When Mitchell and Dustin Shoumaker adopted siblings Gabe, Olivia and Maisy from Poland in December 2015, they knew they had unfinished business.
The Tupelo couple found out their three children had an infant sibling the night before they went to court in Poland, but little Evangeline wasn’t yet available for adoption. It took longer to adopt one child than three, even though Polish law favors keeping sibling groups together.
“Our first experience took nine months,” Mitchell Shoumaker said. “The second time, it took a year and a half.”

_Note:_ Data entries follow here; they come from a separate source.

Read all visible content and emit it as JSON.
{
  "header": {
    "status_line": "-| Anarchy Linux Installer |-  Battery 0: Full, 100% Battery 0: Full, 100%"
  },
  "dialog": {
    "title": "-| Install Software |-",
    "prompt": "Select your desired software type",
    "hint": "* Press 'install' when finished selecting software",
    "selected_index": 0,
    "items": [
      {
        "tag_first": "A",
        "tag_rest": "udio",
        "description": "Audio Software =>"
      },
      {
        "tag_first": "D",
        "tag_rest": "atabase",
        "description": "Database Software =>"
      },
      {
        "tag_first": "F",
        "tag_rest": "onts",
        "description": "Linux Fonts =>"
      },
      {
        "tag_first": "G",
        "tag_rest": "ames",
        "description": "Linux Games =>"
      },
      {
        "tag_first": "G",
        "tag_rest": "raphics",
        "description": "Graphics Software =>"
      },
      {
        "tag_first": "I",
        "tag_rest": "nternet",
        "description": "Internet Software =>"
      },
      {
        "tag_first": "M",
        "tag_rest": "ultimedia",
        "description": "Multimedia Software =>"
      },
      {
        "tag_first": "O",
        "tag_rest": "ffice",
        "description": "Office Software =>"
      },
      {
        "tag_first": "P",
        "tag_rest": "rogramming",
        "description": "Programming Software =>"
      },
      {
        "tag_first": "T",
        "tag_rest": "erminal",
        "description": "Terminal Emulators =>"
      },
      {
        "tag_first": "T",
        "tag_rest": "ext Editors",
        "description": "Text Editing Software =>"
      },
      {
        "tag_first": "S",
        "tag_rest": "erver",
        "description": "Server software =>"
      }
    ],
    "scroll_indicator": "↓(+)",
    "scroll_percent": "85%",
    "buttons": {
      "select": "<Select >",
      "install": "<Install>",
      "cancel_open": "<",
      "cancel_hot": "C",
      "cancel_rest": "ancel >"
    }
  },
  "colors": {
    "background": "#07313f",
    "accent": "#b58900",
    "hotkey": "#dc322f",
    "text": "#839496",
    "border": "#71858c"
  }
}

Some of the delay was specific to issues in Poland, but the Tupelo couple was also impacted by changes in the way intercountry adoptions are handled in the United States.
“It just took longer in America and Poland,” Mitchell Shoumaker said.
The Shoumakers consider themselves lucky. Evangeline was transferred to the same loving foster family that took care of her older siblings, and the Shoumakers were able to remain in contact with them during the process. They were able to bring the 3-year-old home to Tupelo this summer, and she is doing well.
“We are beyond thankful for that family because they loved our children so well,” Dustin Shoumaker said.